Quali sono i principali vantaggi per un’azienda nello sviluppare una presenza online?

Il vantaggio principale è sicuramente quello di essere conosciuti, dato che la presenza online serve a far conoscere la propria immagine aziendale, i propri prodotti, i propri servizi non soltanto su uno specifico territorio. Tecnicamente posso accedere al sito web di un’azienda da qualunque parte del mondo, quindi posso conoscere tutto quello che riguarda quell’azienda da qualunque parte del mondo. Dunque è chiaro che la comunicazione web è assolutamente strategica per un’azienda. Non essere presenti online significa vedersi ridurre il proprio spazio lavorativo e virtualmente tagliarsi fuori da un’ampia fetta di mercato. Le modalità per proporre la propria immagine online sono tantissime: sito web, social network, comunicazione digitale tramite strumenti di business come linkedin, video su YouTube, etc.

 Quali sono gli errori più comuni che le aziende commettono nell’ambito della comunicazione digitale?

L’errore che viene commesso più frequentemente è quello di non partire dal sito web. Il sito web è imprescindibile, è come avere un biglietto da visita digitale, ma non solo. Il sito web è anche il punto di partenza per le varie campagne di comunicazione, che siano campagne pubblicitarie tramite Google ADS o altri strumenti.

Che sfide si incontrano quando si affianca un’azienda che decide di creare da zero la propria presenza online?

Le sfide sono tante e soprattutto riguardano la diffidenza e anche la mancanza di preparazione su questo argomento. Molto spesso le informazioni che le aziende hanno sono molto frammentarie e differenti fra di loro, a volte anche in contraddizione. Lo scopo e l’obiettivo primario per chi fa questo mestiere è di cercare di mettere ordine e di fare chiarezza, e anche di chiarire bene quali sono gli obiettivi del cliente. Questo perché molto spesso un’azienda vuole andare online, però non sa in che modo o da dove iniziare.

Quali step seguite per sviluppare una campagna di web marketing di successo?

Bisogna innanzitutto dialogare a lungo con il cliente, fare un’analisi dei requisiti e delle aspettative e costruire quello che normalmente viene chiamato piano di marketing, associato al piano editoriale. Se non si crea un piano editoriale di comunicazione difficilmente si riesce ad elaborare una strategia di comunicazione efficace. Investire in un progetto di marketing significa lavorare nel medio lungo periodo, aspetto da chiarire subito con il cliente.
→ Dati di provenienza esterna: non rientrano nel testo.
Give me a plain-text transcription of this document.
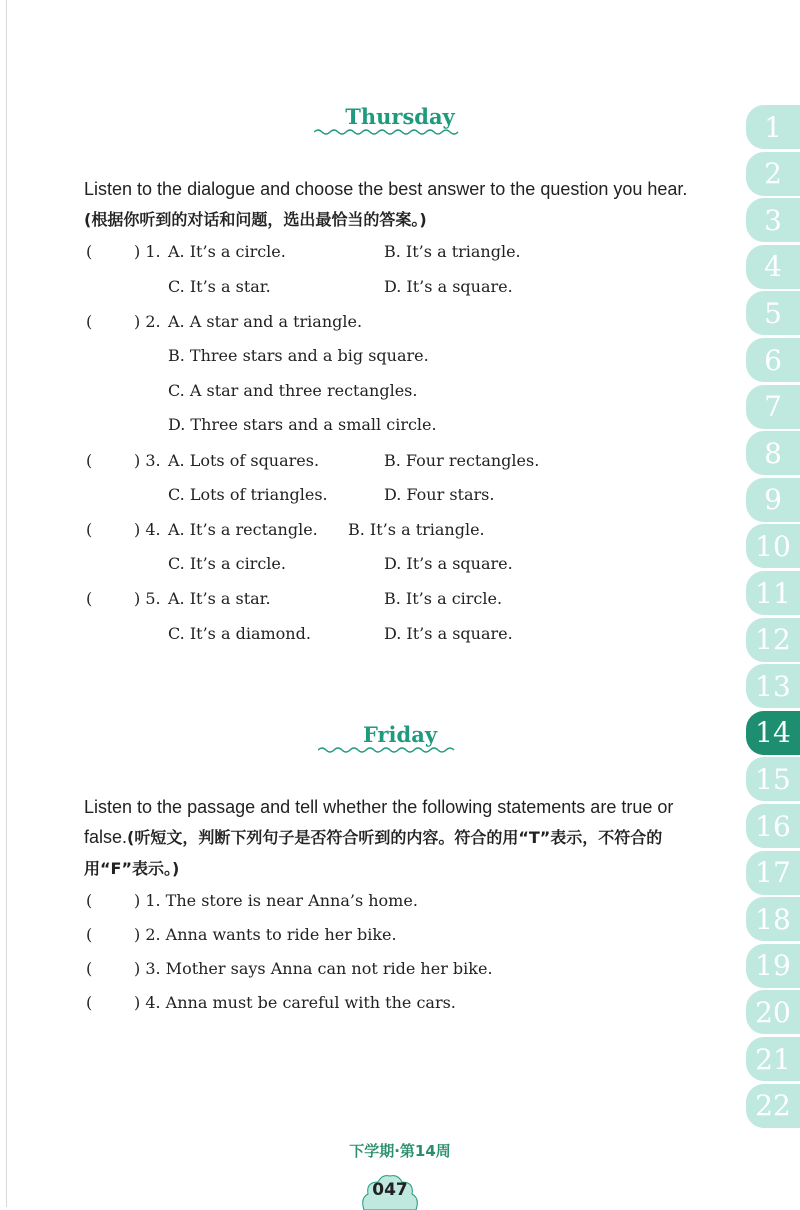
Thursday
Listen to the dialogue and choose the best answer to the question you hear.(根据你听到的对话和问题，选出最恰当的答案。)
(	) 1. A. It’s a circle.	B. It’s a triangle.
C. It’s a star.	D. It’s a square.
(	) 2. A. A star and a triangle.
B. Three stars and a big square.
C. A star and three rectangles.
D. Three stars and a small circle.
(	) 3. A. Lots of squares.	B. Four rectangles.
C. Lots of triangles.	D. Four stars.
(	) 4. A. It’s a rectangle. B. It’s a triangle.
C. It’s a circle.	D. It’s a square.
(	) 5. A. It’s a star.	B. It’s a circle.
C. It’s a diamond.	D. It’s a square.
Friday
Listen to the passage and tell whether the following statements are true or false.(听短文，判断下列句子是否符合听到的内容。符合的用“T”表示，不符合的用“F”表示。)
(	) 1. The store is near Anna’s home.
(	) 2. Anna wants to ride her bike.
(	) 3. Mother says Anna can not ride her bike.
(	) 4. Anna must be careful with the cars.
1
2
3
4
5
6
7
8
9
10
11
12
13
14
15
16
17
18
19
20
21
22
下学期·第14周
047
Spesso le aziende si aspettano risultati nell’immediato, ma nella realtà i risultati richiedono tempo. Un piano di marketing efficace ha bisogno di almeno uno o due anni per generare profitti, una tempistica che per molti soggetti può rappresentare un limite invalicabile.

Quanto impatto ha la presenza sui social per un’azienda?

Dipende dall’azienda, dipende dai prodotti e dipende da quanto l’azienda creda nei social. Ci sono tipologie di aziende che magari su determinate tipologie di social non dovrebbero esserci. Molte aziende pensano che la propria presenza su Facebook sia imprescindibile, ma io vi posso dire che questo non è così, dipende molto dal settore merceologico.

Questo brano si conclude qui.